The trivial mode of operation, ECB (Electronic Code Book), is insecure, as it maps repeated plaintext block always to the same ciphertext block.
Better encryption modes include:
- CBC (Cipher-Block Chaining, which feeds the previous ciphertext block back into next plaintext),
- PCBC (Propagating Cipher-Block Chaining, which feeds previous ciphertext and plaintext blocks back into the next plaintext),
- CFB (Cipher Feedback, which feeds the previous ciphertext block into the cipher, then combines with the plaintext),
- OFB (Output Feedback, which feeds the output of the cipher as the input for the next block, before combining with plaintext)
- CTR (Counter, which encrypts a nounce+counter and combines the result with the plaintext)
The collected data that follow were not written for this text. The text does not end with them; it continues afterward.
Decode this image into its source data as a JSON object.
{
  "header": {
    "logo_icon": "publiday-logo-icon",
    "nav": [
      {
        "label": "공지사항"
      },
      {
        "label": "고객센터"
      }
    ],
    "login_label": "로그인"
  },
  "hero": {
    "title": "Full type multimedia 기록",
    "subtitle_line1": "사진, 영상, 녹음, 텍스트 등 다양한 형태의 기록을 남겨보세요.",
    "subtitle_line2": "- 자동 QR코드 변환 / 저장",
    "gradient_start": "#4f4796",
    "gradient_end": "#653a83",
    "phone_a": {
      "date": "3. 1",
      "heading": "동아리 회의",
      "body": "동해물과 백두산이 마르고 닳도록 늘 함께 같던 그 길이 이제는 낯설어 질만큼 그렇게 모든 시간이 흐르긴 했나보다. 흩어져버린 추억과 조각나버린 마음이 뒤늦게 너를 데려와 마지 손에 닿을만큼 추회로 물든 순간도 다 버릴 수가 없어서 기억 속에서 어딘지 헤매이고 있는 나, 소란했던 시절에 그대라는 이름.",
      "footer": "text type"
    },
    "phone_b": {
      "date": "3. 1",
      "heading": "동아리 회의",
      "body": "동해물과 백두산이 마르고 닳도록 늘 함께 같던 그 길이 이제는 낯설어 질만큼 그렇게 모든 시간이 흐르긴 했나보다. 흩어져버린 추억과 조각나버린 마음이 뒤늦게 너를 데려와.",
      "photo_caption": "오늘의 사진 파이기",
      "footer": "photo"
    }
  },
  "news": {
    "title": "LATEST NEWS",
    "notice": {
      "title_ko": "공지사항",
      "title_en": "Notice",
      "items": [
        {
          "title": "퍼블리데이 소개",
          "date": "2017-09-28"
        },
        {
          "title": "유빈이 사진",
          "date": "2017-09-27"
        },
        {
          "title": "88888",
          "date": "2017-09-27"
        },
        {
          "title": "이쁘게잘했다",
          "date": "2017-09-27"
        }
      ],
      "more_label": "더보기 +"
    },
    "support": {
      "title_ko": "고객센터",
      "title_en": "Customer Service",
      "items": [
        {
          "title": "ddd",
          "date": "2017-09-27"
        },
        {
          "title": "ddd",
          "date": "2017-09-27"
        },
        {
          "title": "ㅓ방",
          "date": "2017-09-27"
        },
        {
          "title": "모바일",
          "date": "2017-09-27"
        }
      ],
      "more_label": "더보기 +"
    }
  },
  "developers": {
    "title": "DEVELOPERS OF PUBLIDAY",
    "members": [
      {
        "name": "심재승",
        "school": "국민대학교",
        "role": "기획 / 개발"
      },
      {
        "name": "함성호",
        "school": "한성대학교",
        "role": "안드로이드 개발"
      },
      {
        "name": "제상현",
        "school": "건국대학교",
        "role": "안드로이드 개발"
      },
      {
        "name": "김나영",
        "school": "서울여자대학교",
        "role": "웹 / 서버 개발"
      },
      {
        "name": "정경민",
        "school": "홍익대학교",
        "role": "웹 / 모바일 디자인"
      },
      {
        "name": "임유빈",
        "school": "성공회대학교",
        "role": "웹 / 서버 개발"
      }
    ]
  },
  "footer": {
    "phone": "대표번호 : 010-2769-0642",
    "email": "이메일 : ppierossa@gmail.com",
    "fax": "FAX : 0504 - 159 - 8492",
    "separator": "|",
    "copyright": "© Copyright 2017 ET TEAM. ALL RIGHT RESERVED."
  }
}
There are also some modes which support authenticated encryption (AE), or authenticated encryption with associated data (AEAD):
- OCB (offset codebook - adds a counter-like value to each plaintext block before and after encryption, and encrypts a checksum of the plaintext for authentication)
- CCM (Counter with CBC-MAC, combines CTR mode with a CBC-bases MAC)
- EAX (which combines CTR mode with OMAC for authentication and creation of an initialization vector from a nonce)
- GCM (Galois/Counter mode, combines CTR with a new authentication based on a finite field), and its variant SGCM (Sophie Germain Counter mode, which uses a different field).